Legislators last year passed a giant — controversial — capital gains tax cut at the behest of Gov. Mike Kehoe.
They did so knowing that state revenues would drop somewhat: The expectation at the time was about $160 million. The actual number? Much closer to $500 million.
Oops.
Missouri Republicans — the folks who made this problem and are responsible for it — are going to have a “difficult budget year,” Dan Haug, the state budget director, told The Missouri Independent in December.
Don’t cry for Kehoe or his GOP buddies in the legislature, though. All of this was foreseeable.
Predictable? Predicted.
Why? Let’s start with the fact that Kehoe made his love of bad economic ideas eminently clear during his 2024 campaign for governor, allying himself with conservative voodoo economist Arthur Laffer.
You know — the same guy who helped Kansas Gov. Sam Brownback push the Sunflower State to the cusp of fiscal ruin a decade ago.
“When I’m governor, we’re going to cut taxes, spur economic growth, and put Missouri on the right path forward,” Kehoe said in a social media post featuring a picture of himself with Laffer.
If all of this makes you feel a little bit crazy, you’re not alone.
Missouri leaders had a front-row seat for the fiscal and political fallout from Brownback’s “tax experiment” disaster. It was right next door!

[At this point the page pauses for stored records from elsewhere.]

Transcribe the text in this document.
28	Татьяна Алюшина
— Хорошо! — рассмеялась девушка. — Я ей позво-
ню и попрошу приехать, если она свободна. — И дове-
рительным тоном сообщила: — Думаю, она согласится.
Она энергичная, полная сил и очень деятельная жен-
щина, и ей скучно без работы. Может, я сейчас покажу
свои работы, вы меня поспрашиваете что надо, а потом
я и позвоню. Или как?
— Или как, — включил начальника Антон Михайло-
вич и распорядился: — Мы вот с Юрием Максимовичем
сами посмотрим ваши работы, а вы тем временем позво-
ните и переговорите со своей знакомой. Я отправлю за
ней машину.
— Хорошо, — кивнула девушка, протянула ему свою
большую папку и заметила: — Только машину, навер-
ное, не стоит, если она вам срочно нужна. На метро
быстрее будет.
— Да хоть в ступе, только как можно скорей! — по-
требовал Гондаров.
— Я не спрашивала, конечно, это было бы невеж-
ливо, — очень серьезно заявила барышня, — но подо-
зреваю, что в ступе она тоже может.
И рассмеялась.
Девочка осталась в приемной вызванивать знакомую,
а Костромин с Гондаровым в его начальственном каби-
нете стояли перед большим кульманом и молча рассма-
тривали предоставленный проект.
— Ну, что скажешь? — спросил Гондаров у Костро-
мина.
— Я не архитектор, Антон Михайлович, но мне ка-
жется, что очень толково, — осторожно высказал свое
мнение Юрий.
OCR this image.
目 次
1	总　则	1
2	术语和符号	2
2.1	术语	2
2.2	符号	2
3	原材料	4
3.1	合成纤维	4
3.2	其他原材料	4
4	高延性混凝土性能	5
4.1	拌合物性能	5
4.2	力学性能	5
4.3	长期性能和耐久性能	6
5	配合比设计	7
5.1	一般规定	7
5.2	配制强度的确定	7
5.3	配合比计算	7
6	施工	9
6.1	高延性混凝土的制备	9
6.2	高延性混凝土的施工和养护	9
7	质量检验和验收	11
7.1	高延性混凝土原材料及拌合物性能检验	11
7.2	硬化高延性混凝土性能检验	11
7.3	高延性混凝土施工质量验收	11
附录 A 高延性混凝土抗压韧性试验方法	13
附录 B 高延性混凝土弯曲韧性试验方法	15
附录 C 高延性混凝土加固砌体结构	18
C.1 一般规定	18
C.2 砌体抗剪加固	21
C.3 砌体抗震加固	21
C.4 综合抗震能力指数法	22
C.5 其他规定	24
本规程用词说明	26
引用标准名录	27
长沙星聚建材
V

But they failed to heed the warning. What’s that old saying about history repeating itself? Oh, that’s right: “The second time as farce.”
It’s not just that Missouri’s current budget predicament was predictable, though. It was predicted.
Back in April — before the capital gains tax cut was finalized — the left-leaning Institute on Taxation and Economic Policy estimated the first-year price tag would be “$600 million or more.”